I have a second order differential equation that I'm trying to solved numerically, how many and which initial conditions will I need to be able to solve it numerically? I have y'',y' and y in the equation, I will need y and y'? and does it matter at which points? also if you could say how to find those values it would be great since I just have the differential equation.
[Math] How many conditions for solving a second order differential equation numerically are necessary
ordinary differential equations
Best Answer
The general solution of an $n^{th}$ order differential equation depends on $n$ unknown parameters. (Taking an antiderivative introduces an integration constant; iterating $n$ times introduces $n$ constants.)
To find these parameters, you need $n$ conditions, which can involve the function and/or its derivatives at some points. They are usually called initial conditions - typically $y(0), y'(0)$ - or boundary conditions - typically $y(a),y(b)$.
If you "just have the equation", there is no way to determine the parameters and they remain adjustable.
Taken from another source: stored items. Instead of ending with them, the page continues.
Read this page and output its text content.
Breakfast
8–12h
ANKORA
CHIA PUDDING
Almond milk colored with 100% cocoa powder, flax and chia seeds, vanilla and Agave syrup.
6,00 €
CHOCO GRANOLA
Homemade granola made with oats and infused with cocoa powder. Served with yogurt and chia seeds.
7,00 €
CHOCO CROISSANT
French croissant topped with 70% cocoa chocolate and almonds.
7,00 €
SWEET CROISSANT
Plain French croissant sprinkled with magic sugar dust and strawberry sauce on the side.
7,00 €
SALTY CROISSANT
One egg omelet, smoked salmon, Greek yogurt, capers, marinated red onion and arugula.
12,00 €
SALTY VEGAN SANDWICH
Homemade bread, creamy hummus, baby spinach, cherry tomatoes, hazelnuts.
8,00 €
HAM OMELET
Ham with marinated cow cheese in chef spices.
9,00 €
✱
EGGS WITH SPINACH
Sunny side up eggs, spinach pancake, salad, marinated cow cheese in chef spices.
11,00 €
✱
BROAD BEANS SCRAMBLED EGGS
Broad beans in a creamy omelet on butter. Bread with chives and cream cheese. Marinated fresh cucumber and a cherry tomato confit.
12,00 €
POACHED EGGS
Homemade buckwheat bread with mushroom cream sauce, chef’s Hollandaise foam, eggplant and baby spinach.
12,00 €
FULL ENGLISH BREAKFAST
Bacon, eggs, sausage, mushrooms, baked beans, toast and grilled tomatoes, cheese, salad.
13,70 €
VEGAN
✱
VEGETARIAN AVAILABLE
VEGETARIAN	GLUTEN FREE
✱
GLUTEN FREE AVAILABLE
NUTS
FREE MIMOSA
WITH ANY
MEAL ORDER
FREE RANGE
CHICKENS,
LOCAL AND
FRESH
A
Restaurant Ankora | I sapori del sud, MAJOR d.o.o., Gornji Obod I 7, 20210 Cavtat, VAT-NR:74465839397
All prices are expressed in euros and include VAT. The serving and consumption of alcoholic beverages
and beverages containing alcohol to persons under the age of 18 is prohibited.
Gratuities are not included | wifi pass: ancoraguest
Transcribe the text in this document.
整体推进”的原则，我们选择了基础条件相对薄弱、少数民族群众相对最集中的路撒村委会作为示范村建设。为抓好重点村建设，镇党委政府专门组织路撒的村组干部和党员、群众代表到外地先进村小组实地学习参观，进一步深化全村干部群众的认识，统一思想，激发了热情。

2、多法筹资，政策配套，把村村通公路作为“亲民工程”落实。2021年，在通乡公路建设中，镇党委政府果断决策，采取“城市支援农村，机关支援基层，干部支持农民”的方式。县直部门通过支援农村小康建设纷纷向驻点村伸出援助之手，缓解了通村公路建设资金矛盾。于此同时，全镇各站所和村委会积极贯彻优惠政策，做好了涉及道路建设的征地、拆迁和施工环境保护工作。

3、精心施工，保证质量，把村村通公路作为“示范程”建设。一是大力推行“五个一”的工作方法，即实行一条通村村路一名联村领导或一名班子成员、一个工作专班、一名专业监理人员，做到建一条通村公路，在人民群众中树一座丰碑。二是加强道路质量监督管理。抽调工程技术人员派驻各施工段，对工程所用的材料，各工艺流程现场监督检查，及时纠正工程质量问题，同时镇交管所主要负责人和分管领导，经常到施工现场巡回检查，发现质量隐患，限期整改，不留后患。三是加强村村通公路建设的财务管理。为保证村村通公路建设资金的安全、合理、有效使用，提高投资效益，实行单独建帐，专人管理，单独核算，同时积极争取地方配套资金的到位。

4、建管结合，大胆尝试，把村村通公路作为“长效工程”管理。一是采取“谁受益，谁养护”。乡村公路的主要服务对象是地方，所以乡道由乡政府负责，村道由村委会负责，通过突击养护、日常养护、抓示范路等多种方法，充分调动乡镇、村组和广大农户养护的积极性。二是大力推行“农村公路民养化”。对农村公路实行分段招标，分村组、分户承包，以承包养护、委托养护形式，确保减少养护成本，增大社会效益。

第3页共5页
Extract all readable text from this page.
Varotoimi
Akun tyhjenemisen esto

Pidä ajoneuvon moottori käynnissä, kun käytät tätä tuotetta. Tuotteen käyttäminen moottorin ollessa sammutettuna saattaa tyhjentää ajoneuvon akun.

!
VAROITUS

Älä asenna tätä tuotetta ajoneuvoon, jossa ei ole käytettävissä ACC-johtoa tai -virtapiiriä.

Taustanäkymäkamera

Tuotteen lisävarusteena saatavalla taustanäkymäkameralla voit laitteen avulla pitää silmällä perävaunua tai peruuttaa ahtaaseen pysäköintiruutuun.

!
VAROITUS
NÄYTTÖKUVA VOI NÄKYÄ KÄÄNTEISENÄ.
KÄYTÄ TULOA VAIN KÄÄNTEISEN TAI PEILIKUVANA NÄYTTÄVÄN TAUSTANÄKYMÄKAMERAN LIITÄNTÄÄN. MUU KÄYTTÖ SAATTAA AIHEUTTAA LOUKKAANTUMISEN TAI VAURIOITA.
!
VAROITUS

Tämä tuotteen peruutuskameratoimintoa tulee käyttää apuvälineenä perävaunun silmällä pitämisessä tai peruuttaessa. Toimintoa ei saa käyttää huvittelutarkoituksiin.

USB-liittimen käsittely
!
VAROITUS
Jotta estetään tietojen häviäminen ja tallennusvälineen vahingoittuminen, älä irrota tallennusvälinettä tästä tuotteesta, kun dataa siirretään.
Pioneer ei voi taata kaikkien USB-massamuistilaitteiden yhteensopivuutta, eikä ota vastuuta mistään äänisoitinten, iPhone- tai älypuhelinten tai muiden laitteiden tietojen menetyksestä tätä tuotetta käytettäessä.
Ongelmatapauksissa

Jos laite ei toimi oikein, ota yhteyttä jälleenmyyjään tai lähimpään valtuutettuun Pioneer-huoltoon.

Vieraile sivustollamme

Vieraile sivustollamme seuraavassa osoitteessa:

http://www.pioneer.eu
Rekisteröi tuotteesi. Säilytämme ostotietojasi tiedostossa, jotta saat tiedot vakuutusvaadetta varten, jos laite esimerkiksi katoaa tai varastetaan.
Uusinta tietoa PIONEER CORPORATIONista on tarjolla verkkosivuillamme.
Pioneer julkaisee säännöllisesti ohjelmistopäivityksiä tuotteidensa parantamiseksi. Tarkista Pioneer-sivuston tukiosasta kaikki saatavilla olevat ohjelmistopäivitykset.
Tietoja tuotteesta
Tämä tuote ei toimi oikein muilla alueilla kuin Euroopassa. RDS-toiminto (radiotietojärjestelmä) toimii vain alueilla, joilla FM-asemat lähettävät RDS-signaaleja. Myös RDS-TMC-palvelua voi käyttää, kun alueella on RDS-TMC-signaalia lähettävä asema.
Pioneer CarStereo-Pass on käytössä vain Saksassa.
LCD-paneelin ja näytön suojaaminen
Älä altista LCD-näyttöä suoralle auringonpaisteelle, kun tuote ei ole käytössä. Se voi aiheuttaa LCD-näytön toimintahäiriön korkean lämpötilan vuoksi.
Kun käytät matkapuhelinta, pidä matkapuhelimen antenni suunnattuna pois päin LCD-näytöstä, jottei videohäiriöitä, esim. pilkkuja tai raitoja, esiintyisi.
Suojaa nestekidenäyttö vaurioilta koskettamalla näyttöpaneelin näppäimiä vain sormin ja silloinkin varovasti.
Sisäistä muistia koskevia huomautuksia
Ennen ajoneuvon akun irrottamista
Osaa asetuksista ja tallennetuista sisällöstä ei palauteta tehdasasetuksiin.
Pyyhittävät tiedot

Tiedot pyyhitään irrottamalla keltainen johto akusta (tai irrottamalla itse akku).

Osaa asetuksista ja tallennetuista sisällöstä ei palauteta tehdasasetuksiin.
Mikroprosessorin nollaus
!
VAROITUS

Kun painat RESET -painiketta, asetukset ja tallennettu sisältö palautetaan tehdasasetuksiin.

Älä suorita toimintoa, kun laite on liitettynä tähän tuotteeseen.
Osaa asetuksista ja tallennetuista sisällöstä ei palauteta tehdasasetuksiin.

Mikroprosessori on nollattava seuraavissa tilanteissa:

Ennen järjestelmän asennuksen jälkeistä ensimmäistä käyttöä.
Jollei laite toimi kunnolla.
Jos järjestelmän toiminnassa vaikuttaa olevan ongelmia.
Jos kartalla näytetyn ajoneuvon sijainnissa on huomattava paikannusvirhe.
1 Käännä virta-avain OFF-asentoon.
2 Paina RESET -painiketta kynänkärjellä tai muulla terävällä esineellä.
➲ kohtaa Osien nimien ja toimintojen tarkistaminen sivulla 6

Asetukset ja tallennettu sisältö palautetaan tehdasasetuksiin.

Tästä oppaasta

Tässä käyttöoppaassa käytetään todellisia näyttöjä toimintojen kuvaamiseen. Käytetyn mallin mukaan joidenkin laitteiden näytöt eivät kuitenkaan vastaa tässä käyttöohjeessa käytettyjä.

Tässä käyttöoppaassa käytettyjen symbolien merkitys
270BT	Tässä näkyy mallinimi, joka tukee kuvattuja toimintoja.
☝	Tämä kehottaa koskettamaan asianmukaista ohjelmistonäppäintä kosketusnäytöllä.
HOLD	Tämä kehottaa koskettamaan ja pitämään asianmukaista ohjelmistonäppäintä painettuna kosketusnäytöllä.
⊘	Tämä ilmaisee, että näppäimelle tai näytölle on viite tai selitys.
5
In the case of a linear equation, by the principle of superposition, you can solve the equation for $n$ independent sets of conditions, and the solution for other conditions will be obtained by linear combination of the $n$ particular solutions.
For example,
$$y''=-y$$ has the general solution
$$y(x)=C\cos x+S\sin x.$$
With the initial conditions $y(0)=1,y'(0)=0$, the particular solution is $y_c(x):=\cos x$, and with the inital conditions $y(0)=0,y'(0)=1$, $y_s(x):=\sin x$.
As we chose the canonical basis, the solution for arbitrary initial conditions is
$$y(x)=y(0) y_c(x)+y'(0) y_s(x).$$